BREAKING - Coactive AI closes $30M Series B at ~$200M valuation $44M total raised since 2021 AWS Strategic Collaboration Agreement signed One digital agency: 59% to 95%+ precision in one platform swap MIT News features Coactive on visual content understanding Backed by a16z, Bessemer, Greycroft, Emerson Collective, Cherryrock BREAKING - Coactive AI closes $30M Series B at ~$200M valuation $44M total raised since 2021 AWS Strategic Collaboration Agreement signed One digital agency: 59% to 95%+ precision in one platform swap MIT News features Coactive on visual content understanding Backed by a16z, Bessemer, Greycroft, Emerson Collective, Cherryrock
Coactive AI logo and brand
Filed: San Jose, CA - the building looks unremarkable. The software inside does not.
Company File - YesPress

Coactive AI

The multimodal platform teaching enterprise software to actually look at the videos and pictures it owns.

FOUNDED 2021 SAN JOSE, CA SERIES B - $44M RAISED CATEGORY / AI

A search bar for everything you can't read.

Somewhere in a media company's data lake right now, a producer is typing the words "red sneaker, beach, slow motion" into Slack and asking a colleague if anyone remembers the clip. Twelve people get pinged. Three hours go by. The deadline does not move. This is the part of the modern internet that doesn't get talked about much - the trillions of frames of video and images that businesses technically own but cannot meaningfully find.

Coactive AI exists for that producer. The San Jose company, founded in 2021 and now sitting on $44 million in venture capital, has built what it calls a Multimodal Application Platform. In plain English, it is a system that watches your videos, looks at your images, listens to your audio, and turns the whole pile into something you can query - the way you would query a spreadsheet.

Most businesses have a massive blind spot. They don't know what's happening in their visual data. - Coactive AI's pitch, paraphrased only slightly
Above: the line the founders use in pitch meetings. It works because it is true.

The internet went visual. The tools didn't.

The shift happened gradually and then all at once. By the early 2020s, the bulk of new internet content was video and image. TikTok, Reels, streaming platforms, retail product pages, security footage, telehealth recordings - the bytes were arriving faster than anyone could label them. The standard playbook was to hire humans to write tags, or to plug in a generic computer-vision model and hope it knew the difference between a baseball cap and a beanie.

Neither worked at scale. Manual tagging is slow, expensive, and inconsistent. Off-the-shelf models hallucinate at the edges and refuse to learn your specific business vocabulary. Meanwhile, the executive dashboard says you have a "content library." What you actually have is a basement full of unlabeled boxes.

Coactive's bet was that the missing piece wasn't a better model - it was an entire stack purpose-built for multimodal data. Embeddings, indexing, search, tagging, analytics, governance. All of it. Glued together so you stop building it yourself.

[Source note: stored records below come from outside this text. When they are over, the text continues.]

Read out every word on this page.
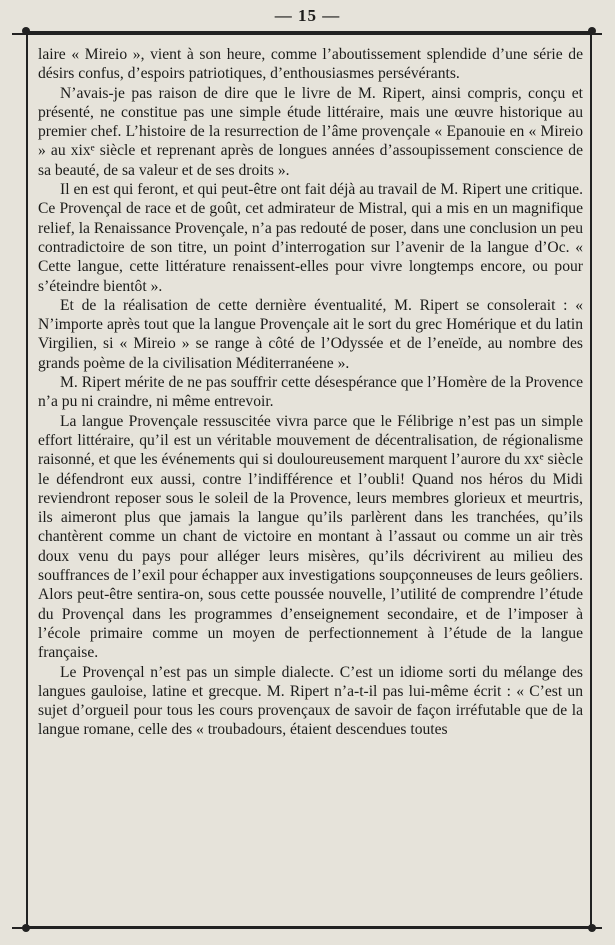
— 15 —

laire « Mireio », vient à son heure, comme l’aboutissement splendide d’une série de désirs confus, d’espoirs patriotiques, d’enthousiasmes persévérants.

N’avais-je pas raison de dire que le livre de M. Ripert, ainsi compris, conçu et présenté, ne constitue pas une simple étude littéraire, mais une œuvre historique au premier chef. L’histoire de la resurrection de l’âme provençale « Epanouie en « Mireio » au xixᵉ siècle et reprenant après de longues années d’assoupissement conscience de sa beauté, de sa valeur et de ses droits ».

Il en est qui feront, et qui peut-être ont fait déjà au travail de M. Ripert une critique. Ce Provençal de race et de goût, cet admirateur de Mistral, qui a mis en un magnifique relief, la Renaissance Provençale, n’a pas redouté de poser, dans une conclusion un peu contradictoire de son titre, un point d’interrogation sur l’avenir de la langue d’Oc. « Cette langue, cette littérature renaissent-elles pour vivre longtemps encore, ou pour s’éteindre bientôt ».

Et de la réalisation de cette dernière éventualité, M. Ripert se consolerait : « N’importe après tout que la langue Provençale ait le sort du grec Homérique et du latin Virgilien, si « Mireio » se range à côté de l’Odyssée et de l’eneïde, au nombre des grands poème de la civilisation Méditerranéene ».

M. Ripert mérite de ne pas souffrir cette désespérance que l’Homère de la Provence n’a pu ni craindre, ni même entrevoir.

La langue Provençale ressuscitée vivra parce que le Félibrige n’est pas un simple effort littéraire, qu’il est un véritable mouvement de décentralisation, de régionalisme raisonné, et que les événements qui si douloureusement marquent l’aurore du xxᵉ siècle le défendront eux aussi, contre l’indifférence et l’oubli! Quand nos héros du Midi reviendront reposer sous le soleil de la Provence, leurs membres glorieux et meurtris, ils aimeront plus que jamais la langue qu’ils parlèrent dans les tranchées, qu’ils chantèrent comme un chant de victoire en montant à l’assaut ou comme un air très doux venu du pays pour alléger leurs misères, qu’ils décrivirent au milieu des souffrances de l’exil pour échapper aux investigations soupçonneuses de leurs geôliers. Alors peut-être sentira-on, sous cette poussée nouvelle, l’utilité de comprendre l’étude du Provençal dans les programmes d’enseignement secondaire, et de l’imposer à l’école primaire comme un moyen de perfectionnement à l’étude de la langue française.

Le Provençal n’est pas un simple dialecte. C’est un idiome sorti du mélange des langues gauloise, latine et grecque. M. Ripert n’a-t-il pas lui-même écrit : « C’est un sujet d’orgueil pour tous les cours provençaux de savoir de façon irréfutable que de la langue romane, celle des « troubadours, étaient descendues toutes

Your content catalog has a search bar. It just doesn't work. - the founding observation, in six words

Two MIT alums who refused to stop asking why is this so hard?

Cody Coleman and Will Gaviria Rojas met as undergraduates at MIT through the Interphase Edge program. Coleman went on to Stanford, where his PhD work focused on data-efficient deep learning - figuring out how to train good models without drowning in labels. Gaviria Rojas spent time at eBay as a data scientist. Both had seen, from different angles, the same gap: enterprise teams were trying to do machine learning on visual content with infrastructure designed for text.

They started Coactive in 2021. The initial check came from Andreessen Horowitz and Bessemer Venture Partners - $10.4 million to figure out whether the thesis would hold. It did. Greycroft followed. Then in May 2024, Emerson Collective and Cherryrock Capital co-led a $30 million Series B that pushed the company's valuation to roughly $200 million.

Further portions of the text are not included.